Filinvest Land, Inc. (FLI), one of the country’s largest real estate developers, reported an increase of 20% in income before income tax for 2022, totaling Php 4.25 billion. Moreover, the company’s consolidated revenues reached Php 19.94 billion, a 12% growth, driven by residential revenues which grew 14% to Php12.84 billion due to accelerated construction progress and strong performance of its housing projects in Cavite, Laguna, and Rizal, and its medium-rise condo projects in Metro Manila and Davao.
“We are pleased with the continued growth of our residential business, and we expect to sustain this in 2023. Our efforts to boost our international and local sales networks, as well as our investments on digital and online platforms have proven effective. We continue to focus on addressing the needs of our homebuyers,” said Tristan Las Marias, FLI President.
Reservation sales grew by 13% to Php 18 billion as it launched seven new residential projects valued at Php5.9 billion located in Teresa in Rizal, San Rafael in Bulacan, Cavite, Pampanga and Metro Manila. It also launched its first project in Naga, Camarines Sur.
Futura Monte Naga is a master-planned condo community offering four mid-rise, modern minimalist buildings set amid open spaces and a secure environment. Designed with starter families and healthy living in mind, 60% of the property is dedicated to breathable open spaces and amenities, making it an ideal community for those who value a balanced lifestyle.

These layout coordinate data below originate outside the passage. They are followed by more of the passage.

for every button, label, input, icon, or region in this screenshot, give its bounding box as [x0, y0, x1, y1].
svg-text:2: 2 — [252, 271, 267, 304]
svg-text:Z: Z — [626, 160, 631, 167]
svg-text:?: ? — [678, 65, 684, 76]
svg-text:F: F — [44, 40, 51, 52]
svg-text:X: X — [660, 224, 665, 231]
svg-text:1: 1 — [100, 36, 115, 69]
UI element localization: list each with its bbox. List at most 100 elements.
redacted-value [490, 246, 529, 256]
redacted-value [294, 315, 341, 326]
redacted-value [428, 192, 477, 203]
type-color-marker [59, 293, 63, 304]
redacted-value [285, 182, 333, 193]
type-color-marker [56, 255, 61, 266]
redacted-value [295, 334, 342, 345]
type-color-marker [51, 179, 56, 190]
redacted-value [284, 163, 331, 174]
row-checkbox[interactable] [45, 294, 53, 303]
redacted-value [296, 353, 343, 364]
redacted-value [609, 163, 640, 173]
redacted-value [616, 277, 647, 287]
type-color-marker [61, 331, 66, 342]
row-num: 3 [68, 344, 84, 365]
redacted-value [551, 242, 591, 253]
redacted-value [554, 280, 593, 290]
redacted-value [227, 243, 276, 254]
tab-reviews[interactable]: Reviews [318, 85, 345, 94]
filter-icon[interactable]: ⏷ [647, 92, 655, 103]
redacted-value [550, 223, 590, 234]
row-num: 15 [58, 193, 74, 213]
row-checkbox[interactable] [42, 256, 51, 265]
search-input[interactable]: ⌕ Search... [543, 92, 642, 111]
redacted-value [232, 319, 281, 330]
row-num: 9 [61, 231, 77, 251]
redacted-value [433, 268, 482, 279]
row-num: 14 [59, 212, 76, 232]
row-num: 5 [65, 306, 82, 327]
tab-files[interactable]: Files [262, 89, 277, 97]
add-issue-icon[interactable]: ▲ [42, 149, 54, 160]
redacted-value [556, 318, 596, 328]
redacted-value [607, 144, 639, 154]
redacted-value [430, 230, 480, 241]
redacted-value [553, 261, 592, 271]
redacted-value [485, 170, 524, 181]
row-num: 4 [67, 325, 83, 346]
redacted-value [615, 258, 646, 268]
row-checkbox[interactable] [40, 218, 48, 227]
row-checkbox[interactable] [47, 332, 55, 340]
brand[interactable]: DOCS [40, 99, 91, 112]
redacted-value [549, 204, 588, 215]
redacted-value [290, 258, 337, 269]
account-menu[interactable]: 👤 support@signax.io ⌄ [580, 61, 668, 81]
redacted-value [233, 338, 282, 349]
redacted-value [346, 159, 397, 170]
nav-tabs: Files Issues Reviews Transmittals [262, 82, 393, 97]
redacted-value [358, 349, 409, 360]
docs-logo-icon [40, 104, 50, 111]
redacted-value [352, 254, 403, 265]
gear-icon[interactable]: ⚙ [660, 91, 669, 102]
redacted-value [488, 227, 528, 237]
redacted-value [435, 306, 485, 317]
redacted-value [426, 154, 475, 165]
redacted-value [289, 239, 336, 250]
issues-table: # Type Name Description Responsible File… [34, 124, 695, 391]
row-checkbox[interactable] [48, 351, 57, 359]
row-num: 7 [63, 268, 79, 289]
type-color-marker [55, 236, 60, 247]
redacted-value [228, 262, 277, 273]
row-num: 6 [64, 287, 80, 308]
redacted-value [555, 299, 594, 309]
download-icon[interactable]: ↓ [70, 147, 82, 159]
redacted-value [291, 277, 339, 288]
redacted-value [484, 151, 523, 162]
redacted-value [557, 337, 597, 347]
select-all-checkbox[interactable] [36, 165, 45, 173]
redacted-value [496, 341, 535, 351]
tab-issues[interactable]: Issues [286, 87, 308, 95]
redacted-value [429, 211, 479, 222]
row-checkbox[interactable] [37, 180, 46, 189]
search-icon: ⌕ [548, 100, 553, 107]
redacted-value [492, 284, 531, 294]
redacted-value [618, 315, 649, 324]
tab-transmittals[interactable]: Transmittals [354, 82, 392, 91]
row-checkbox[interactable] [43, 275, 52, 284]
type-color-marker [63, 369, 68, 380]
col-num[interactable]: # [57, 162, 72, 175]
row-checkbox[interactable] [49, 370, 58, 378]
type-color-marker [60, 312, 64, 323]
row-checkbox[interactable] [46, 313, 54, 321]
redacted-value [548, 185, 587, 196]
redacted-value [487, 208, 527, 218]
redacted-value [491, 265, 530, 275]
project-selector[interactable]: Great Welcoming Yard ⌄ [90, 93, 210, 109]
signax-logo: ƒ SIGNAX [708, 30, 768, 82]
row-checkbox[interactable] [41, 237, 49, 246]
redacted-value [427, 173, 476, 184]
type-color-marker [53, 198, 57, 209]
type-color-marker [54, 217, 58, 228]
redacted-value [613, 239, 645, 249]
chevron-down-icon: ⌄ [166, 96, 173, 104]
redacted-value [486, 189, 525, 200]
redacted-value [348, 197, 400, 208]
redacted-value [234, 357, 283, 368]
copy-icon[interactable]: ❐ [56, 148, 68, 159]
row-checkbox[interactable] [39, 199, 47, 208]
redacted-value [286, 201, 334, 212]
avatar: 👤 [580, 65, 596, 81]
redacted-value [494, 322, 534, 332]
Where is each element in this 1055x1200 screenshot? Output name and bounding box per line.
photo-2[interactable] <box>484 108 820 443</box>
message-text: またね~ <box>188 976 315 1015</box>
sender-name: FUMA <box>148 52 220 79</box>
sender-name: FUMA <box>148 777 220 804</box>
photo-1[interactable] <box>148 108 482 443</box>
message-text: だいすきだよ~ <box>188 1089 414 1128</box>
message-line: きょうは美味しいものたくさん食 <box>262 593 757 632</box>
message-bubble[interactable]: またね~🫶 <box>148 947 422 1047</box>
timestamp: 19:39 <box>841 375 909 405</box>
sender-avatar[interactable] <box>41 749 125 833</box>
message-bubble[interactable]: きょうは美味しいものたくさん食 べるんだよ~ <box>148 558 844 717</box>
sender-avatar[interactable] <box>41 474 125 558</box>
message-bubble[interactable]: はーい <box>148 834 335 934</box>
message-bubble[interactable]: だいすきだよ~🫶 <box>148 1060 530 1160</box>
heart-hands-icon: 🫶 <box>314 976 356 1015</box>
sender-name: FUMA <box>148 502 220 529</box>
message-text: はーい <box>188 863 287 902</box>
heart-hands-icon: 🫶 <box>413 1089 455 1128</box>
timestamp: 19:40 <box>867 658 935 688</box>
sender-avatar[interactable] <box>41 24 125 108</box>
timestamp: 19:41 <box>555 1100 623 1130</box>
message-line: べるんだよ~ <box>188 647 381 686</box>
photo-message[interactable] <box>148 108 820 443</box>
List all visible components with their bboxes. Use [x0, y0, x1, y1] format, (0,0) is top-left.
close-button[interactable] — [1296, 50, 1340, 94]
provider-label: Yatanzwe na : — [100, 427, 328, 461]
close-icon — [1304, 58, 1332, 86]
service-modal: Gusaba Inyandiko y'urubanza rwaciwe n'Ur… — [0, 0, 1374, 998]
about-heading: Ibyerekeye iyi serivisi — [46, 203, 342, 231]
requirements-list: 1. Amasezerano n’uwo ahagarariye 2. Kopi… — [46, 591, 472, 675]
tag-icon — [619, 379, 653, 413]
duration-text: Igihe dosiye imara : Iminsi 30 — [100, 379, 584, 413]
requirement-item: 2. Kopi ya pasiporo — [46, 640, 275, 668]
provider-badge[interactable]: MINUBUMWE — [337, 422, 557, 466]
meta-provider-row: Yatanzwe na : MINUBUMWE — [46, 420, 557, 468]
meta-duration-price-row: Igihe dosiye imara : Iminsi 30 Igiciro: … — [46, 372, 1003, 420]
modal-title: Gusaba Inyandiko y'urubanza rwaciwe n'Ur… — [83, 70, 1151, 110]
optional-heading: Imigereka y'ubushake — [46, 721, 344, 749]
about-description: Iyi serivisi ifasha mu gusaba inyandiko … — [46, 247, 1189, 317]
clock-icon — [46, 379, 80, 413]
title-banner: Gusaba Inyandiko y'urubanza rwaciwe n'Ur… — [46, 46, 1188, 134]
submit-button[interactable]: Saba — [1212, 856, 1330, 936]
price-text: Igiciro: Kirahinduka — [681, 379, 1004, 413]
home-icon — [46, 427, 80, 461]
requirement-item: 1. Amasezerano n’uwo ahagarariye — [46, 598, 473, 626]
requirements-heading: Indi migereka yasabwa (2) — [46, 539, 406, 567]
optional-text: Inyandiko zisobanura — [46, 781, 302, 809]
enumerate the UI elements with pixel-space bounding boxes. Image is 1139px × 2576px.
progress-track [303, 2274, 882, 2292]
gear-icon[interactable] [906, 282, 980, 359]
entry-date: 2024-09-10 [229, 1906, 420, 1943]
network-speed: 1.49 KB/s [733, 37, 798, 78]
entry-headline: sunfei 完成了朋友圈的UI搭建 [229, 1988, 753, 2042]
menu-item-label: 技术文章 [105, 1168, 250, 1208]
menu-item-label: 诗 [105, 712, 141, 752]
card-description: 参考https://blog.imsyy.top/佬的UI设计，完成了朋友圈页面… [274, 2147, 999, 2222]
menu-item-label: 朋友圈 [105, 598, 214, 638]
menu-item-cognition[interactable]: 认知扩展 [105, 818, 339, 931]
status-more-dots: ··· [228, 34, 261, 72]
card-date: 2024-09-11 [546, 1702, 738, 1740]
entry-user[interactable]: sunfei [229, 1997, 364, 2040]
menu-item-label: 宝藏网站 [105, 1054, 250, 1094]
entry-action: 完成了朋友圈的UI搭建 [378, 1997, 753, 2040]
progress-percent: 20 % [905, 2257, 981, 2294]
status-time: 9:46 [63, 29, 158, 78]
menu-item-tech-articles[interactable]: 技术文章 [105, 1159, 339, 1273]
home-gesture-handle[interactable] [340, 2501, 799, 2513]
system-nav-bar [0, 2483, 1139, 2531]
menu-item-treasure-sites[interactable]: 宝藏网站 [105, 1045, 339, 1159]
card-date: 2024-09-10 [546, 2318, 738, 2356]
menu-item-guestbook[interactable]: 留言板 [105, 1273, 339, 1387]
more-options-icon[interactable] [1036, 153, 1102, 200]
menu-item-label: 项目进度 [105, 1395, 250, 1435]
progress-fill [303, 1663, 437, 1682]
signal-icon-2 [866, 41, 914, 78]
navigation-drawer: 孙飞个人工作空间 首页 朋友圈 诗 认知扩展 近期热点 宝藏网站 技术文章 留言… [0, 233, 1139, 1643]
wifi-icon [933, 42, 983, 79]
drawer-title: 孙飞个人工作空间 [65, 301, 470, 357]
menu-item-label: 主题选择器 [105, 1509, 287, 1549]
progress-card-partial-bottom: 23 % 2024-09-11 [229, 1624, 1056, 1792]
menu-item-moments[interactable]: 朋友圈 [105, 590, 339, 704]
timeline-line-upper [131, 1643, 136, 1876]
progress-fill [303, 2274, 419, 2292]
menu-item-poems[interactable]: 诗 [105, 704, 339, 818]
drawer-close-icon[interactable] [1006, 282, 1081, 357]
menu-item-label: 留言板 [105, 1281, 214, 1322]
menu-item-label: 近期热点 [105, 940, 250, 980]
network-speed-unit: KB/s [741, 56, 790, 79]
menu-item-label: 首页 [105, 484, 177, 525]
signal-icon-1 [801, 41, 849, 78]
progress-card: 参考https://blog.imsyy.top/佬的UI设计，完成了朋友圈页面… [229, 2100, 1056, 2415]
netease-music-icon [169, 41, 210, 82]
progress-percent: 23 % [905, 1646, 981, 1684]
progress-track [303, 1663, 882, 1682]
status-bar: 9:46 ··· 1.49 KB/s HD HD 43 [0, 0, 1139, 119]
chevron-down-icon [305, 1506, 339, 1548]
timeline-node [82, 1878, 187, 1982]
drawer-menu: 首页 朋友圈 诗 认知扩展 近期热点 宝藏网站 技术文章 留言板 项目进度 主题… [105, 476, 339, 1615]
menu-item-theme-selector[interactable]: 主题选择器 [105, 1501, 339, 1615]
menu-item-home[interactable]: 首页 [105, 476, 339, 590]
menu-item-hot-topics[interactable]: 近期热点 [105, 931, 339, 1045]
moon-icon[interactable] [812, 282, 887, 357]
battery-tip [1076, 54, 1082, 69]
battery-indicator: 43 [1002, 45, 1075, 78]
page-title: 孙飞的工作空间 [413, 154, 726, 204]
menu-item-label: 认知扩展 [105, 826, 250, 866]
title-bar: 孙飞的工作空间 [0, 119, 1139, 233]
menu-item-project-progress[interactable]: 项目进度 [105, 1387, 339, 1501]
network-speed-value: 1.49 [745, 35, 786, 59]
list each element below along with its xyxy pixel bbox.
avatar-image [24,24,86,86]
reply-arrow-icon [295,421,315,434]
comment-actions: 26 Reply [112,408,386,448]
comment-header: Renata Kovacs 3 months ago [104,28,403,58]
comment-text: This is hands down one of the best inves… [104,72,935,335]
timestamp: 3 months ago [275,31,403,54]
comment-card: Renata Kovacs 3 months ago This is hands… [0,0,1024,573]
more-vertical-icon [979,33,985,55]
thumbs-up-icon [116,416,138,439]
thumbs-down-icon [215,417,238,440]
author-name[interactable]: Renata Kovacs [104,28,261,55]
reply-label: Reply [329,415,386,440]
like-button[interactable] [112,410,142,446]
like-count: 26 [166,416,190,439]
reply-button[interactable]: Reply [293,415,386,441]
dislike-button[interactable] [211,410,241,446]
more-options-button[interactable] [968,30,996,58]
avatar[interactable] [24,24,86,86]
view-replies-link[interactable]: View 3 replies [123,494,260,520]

The company’s mall rental revenues more than doubled amounting to Php 1.68 billion from Php796 million in 2021. The growth was due to improvement in its malls’ occupancy and foot traffic, as well as the removal of rental concessions.
“We anticipate continued growth in mall rental revenues going forward with the improved shopper traffic,” added Las Marias.
Office leasing revenues amounted to Php 4.67 billion, or a slight decline of 3% due to challenges in relation to hybrid work arrangements. Despite the challenges, the company was able to sign new leases for FILRT and Non-FILRT office buildings totaling 19,670 square meters and renewed 28,370 square meters or 90 percent of expiring leases in 2022. This year, new Letters of Intent were signed by traditional and BPO multinational companies to lease almost 17,000 square meters of office space and more than 18,400 square meters or 33 percent of the lease expiries for the year 2023 have already been renewed as of end Feb. 2023. The balance is due for renewal during the remainder of the year.
The co-living space The Crib located in Filinvest Mimosa also welcomed its first guests. The company has also started the construction of ready-built- factory (RBF) buildings in its innovation parks in Ciudad de Calamba (four buildings) and New Clark City (two buildings).
Consolidated net income after tax reached Php3.52 billion, an 18% decline from 2021 which included a one-time tax benefit from the CREATE law. Net income attributable to equity holders of the parent amounted to Php2.89 billion.
FLI total land bank is currently at 2,356 hectares including leased land for development which the company expects to rollout in the next 5 to 10 years depending on absorption. FLI has built townships that can accommodate different land uses such as residential, commercial and industrial, as it aims to create fully integrated and self-sufficient communities. The company will continue to do so to maximize the use and value of its landbank.